Figure 9.

Affinity-purified anti-HsSpc98p antibodies inhibit microtubule nucleation in vitro (top) and in vivo (bottom). (Top) Microtubule nucleating activity of isolated centrosomes was monitored by double immunofluorescence with anti–α-tubulin and with anti–γ-tubulin. Centrosomes were preincubated with preimmune immunoglobulins (Control) or with anti-HsSpc98p immunoglobulins (+HsSpc98 IgG) on ice for 30 min and subsequently incubated in PC-tubulin. Microtubules were allowed to grow for 4 min. Note the specific inhibition of aster formation after 4 min of growth with HsSpc98 immunoglobulins, while the control centrosomes were growing typical microtubule asters. (Bottom) Anti-HsSpc98 immunoglobulins were microinjected into HeLa cells (HsSpc98 IgG). 2 h after microinjection, microtubules were depolymerized for 2 h with 5 × 10⁻⁶ M nocodazole.
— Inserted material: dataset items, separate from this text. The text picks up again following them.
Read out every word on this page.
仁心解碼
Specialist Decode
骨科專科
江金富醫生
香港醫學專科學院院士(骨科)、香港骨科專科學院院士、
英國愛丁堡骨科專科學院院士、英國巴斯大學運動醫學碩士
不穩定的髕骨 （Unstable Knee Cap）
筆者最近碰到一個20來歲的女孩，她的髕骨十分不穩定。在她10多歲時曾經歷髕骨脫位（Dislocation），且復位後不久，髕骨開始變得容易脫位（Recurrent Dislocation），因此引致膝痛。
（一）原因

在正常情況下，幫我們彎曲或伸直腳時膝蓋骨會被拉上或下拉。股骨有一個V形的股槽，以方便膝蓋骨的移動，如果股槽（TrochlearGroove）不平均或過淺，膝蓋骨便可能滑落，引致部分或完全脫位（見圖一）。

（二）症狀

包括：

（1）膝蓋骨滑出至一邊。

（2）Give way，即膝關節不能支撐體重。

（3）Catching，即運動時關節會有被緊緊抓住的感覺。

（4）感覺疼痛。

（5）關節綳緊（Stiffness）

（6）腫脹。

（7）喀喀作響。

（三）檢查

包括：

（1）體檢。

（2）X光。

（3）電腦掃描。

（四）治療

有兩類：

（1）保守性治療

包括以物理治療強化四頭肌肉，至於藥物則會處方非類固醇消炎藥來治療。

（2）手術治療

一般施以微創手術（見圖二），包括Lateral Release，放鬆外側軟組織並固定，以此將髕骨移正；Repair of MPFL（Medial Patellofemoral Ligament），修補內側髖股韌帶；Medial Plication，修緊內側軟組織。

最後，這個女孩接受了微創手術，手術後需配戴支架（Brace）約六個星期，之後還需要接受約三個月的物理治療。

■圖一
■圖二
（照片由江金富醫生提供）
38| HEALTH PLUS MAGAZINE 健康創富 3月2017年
After washing out the nocodazole, microtubules were allowed to regrow for 10 min. Cells were fixed with methanol and processed for immunofluorescence with monoclonal anti–α-tubulin antibodies followed by the mouse and rabbit secondary antibodies. In this way, only the microinjected cells are detected with the fluorescein anti–rabbit secondary antibody. Note that the nonmicroinjected cells presented the usual centrosome-growing microtubule aster, while heavily microinjected cells did not show any microtubule (arrows). Note that in cells micronjected with an unrelated antibody (anti-Cen3p IgG), microtubule regrowth is not affected. Bars, 10 μm.